Sun setting In Cuzco, Peru

March 20, 2011

The Best Loved Doll

When I was a kid, one of my favorite stories was called "The Best Loved Doll".  Its the story of a girl who gets invited to a party where prizes will be given for the oldest doll, the best-dressed doll, and the doll who can do the most things.  The girl looks through her collection of dolls - some beautiful, some elaborately dressed, some with many talents.  The competition is fierce and the suspense mounts as the girl looks over all of her dolls, trying to decide which one to take.  She finally decides on a raggedy, well worn doll whose rough appearance and tattered clothes impress no one but the girl.  This doll is the girl's favorite and best loved.

That doll is me - cracked and damaged, worn and ragged.  I have a lifetime of painful experiences that contribute to the wear and tear of every day life.  So much of me is broken, and parts of me are missing.   All around me are women more beautiful, thin, wonderfully dressed, perfect.  Sometimes, I see that I am a mess when I compare myself to them.  I see women training for marathons when it hurts me sometimes to walk because if a back issue.  I envy women in high heeled shoes and skinny jeans with precisely applied make up and flawless hair knowing heels aggravates my back, my fat jeans are tight, the cold sore on my face feels like Mt Vesuvius and the grays are overtaking the browns.   I hear of weddings and newborn babies realizing that, at this moment, it is just me.

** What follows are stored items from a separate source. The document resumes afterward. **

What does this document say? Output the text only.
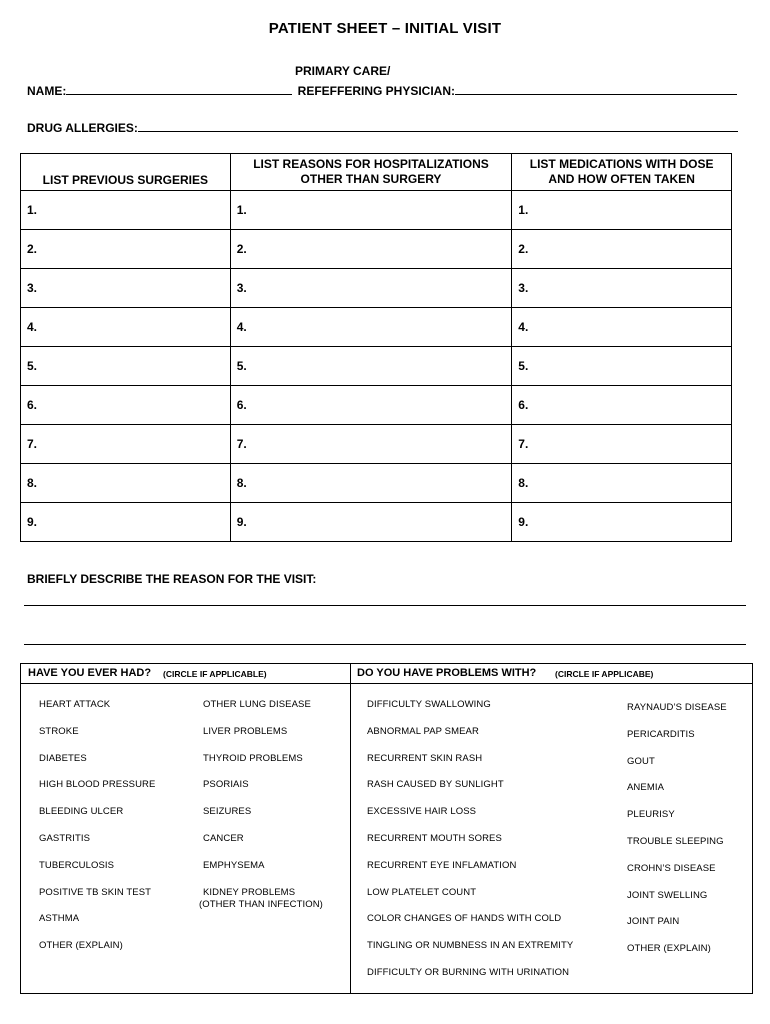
PATIENT SHEET – INITIAL VISIT
PRIMARY CARE/
NAME:	REFEFFERING PHYSICIAN:
DRUG ALLERGIES:
LIST PREVIOUS SURGERIES	LIST REASONS FOR HOSPITALIZATIONS OTHER THAN SURGERY	LIST MEDICATIONS WITH DOSE AND HOW OFTEN TAKEN
1.	1.	1.
2.	2.	2.
3.	3.	3.
4.	4.	4.
5.	5.	5.
6.	6.	6.
7.	7.	7.
8.	8.	8.
9.	9.	9.
BRIEFLY DESCRIBE THE REASON FOR THE VISIT:
HAVE YOU EVER HAD? (CIRCLE IF APPLICABLE)	DO YOU HAVE PROBLEMS WITH? (CIRCLE IF APPLICABE)
HEART ATTACK
STROKE
DIABETES
HIGH BLOOD PRESSURE
BLEEDING ULCER
GASTRITIS
TUBERCULOSIS
POSITIVE TB SKIN TEST
ASTHMA
OTHER (EXPLAIN)
OTHER LUNG DISEASE
LIVER PROBLEMS
THYROID PROBLEMS
PSORIAIS
SEIZURES
CANCER
EMPHYSEMA
KIDNEY PROBLEMS
(OTHER THAN INFECTION)
DIFFICULTY SWALLOWING
ABNORMAL PAP SMEAR
RECURRENT SKIN RASH
RASH CAUSED BY SUNLIGHT
EXCESSIVE HAIR LOSS
RECURRENT MOUTH SORES
RECURRENT EYE INFLAMATION
LOW PLATELET COUNT
COLOR CHANGES OF HANDS WITH COLD
TINGLING OR NUMBNESS IN AN EXTREMITY
DIFFICULTY OR BURNING WITH URINATION
RAYNAUD’S DISEASE
PERICARDITIS
GOUT
ANEMIA
PLEURISY
TROUBLE SLEEPING
CROHN’S DISEASE
JOINT SWELLING
JOINT PAIN
OTHER (EXPLAIN)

Sometimes that stuff gets me down.  But, like the doll in the story, I know that no matter how I look or how broken I am, I am still loved.  I have the love of friends and family, of church and Father, Son & Holy Spirit.  And I know that if I am who I was created to be and live my life in the way I was created to live, I will be giving as well as receiving love.  Aches and pains, wrinkles and grays are a part of who I am.  And that's ok.  Because no matter what, I will always be the best loved me.